Nonetheless the Poles fought staunchly for their freedom. Many Poles escaped to form the Polish Government-in-Exile in London, which was led by General Wladyslaw Sikorski, a staunch and energetic supporter for Poland. Following Operation Barbarossa, the German Invasion of the Soviet Union, the Government-in-Exile established political relations with the Soviet Union and led to the emancipation of hundreds of thousands of Polish POWs. These marched into the Middle East under General Wladyslaw Anders, to form the 'Anders Army'. The Soviet Union created its own army of Poles under communist leadership. Within Poland itself the Armia Krajowa (Home Army) launched a continuing resistance campaign.

1st Polish Independent Brigade

Men of the 1st Independent Parachute Brigade prepare to drop into Arnhem.

Polish forces fought on several fronts; the Anders Army saw combat in the Middle East and in Italy. In late September 1944 the 1st Independent Parachute Brigade was dropped into Arnhem as part of Operation Market Garden. General Sikorski had personally overseen that stage of planning and ensured that Polish troops were dropped near Oosterbeek, near Arnhem, on 21 September. Upon landing the Poles managed to not only seize back supply drops to the north of their position, but were also able to reinforce the British position in Arnhem just after it had surrendered the northern bridgehead to the Germans. With their assistance the bridge was held until XXX Corps arrived two days later. With this the Polish were seen as instrumental in saving a risky victory and Polish forces would continue fighting in the Netherlands, Germany and Czechoslovakia. The feat was made all the more remarkable because in spite of low morale - the Brigade had been expected to drop into Warsaw to assist the uprising there - the feat had been achieved.

A shell fired from a Karl Gaerat mortar explodes in the Warsaw Uprising.
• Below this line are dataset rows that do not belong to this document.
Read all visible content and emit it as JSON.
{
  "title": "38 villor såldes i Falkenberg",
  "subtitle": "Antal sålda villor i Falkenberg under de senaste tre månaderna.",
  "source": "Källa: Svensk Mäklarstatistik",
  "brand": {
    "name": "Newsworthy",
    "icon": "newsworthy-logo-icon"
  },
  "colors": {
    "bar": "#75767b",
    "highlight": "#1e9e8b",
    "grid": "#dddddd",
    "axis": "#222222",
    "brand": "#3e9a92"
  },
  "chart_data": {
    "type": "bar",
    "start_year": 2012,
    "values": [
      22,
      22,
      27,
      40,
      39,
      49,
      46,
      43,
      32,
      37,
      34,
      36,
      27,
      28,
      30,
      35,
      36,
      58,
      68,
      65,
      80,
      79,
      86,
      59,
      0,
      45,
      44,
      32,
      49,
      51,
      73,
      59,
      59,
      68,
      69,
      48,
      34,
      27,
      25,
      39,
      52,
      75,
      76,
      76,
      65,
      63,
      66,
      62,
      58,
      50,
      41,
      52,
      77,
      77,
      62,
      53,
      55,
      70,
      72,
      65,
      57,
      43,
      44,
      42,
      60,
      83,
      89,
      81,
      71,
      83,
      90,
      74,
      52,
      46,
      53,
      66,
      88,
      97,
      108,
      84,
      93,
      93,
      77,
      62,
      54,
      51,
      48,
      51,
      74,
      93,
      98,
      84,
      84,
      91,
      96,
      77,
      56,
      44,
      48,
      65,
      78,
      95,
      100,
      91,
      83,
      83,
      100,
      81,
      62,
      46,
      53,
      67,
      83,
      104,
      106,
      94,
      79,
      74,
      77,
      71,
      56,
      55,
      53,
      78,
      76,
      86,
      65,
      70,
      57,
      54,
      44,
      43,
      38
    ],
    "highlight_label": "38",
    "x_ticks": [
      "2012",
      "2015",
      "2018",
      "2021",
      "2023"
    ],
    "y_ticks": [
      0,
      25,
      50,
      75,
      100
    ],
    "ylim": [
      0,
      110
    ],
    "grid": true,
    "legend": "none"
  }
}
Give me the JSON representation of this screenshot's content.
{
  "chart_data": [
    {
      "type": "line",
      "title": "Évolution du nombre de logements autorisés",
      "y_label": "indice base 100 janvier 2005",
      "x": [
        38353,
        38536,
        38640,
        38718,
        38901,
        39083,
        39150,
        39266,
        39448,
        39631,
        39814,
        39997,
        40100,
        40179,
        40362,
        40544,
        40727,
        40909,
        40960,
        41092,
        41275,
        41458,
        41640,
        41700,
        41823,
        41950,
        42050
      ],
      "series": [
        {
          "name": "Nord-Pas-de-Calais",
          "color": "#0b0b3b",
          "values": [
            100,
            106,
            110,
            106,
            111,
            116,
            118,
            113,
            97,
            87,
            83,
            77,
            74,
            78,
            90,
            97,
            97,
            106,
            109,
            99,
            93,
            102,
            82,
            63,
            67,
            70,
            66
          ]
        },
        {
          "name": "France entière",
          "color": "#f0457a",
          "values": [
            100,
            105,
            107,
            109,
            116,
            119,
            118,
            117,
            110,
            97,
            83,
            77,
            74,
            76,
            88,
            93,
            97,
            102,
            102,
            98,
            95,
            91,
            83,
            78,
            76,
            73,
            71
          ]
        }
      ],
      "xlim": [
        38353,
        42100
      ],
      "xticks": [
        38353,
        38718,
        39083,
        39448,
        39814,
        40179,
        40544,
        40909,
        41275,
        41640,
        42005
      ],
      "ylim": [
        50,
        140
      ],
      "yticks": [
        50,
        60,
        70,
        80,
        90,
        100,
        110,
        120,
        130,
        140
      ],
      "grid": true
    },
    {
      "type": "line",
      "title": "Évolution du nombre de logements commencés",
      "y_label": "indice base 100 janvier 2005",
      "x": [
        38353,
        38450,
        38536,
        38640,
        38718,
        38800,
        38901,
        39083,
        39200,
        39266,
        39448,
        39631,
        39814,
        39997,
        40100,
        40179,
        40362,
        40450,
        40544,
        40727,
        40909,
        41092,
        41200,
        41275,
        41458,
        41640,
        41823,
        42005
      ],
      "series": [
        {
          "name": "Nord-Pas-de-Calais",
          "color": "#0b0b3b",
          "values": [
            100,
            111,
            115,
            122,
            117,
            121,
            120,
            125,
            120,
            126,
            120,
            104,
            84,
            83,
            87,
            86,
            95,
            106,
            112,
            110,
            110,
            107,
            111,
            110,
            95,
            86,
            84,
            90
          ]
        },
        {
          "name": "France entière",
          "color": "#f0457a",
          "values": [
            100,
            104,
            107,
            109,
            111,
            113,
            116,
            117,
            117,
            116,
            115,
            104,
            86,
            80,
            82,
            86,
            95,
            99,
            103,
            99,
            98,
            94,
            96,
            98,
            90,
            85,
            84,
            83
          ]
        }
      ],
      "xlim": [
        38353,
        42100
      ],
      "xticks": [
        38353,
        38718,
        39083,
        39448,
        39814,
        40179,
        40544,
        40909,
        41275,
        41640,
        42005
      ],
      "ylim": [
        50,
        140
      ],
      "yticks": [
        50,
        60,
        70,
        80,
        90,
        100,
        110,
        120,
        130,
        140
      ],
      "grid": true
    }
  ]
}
Josef Stalin's response to these events was to attempt to seize as much Polish ground as possible and establish a legitimate Soviet control over the area. Goaded into action he dispatched General Rokossovsky to assist the freedom fighters with the intent of using it as an excuse to install a legitimate Soviet government. However, Rokossovsky's fears of the situation ending in debacle were almost true: his forces suffered heavy losses. The city was still won thanks to the surge in morale from the embattled AK. In the aftermath of the battle many Poles would have their weapons confiscated and many were arrested. Nonetheless the actions of the AK on behalf of the government-in-exile meant that support for the Soviet-sponsored Polish Committee of National Liberation was lacklustre. Polish troops, both of the AK and those in regular Soviet divisions, fought in Stalin's land-grabbing Oder Offensive. The frantic pace and poor planning of these battles, which fought against well-reinforced German troops on and behind the Vistula, led to horrendous casualties for both sides and a slow Soviet advance. Despite the attrition Polish units were still fighting right up to and beyond Frankfurt an der Oder at the end of the war on February 2nd 1945.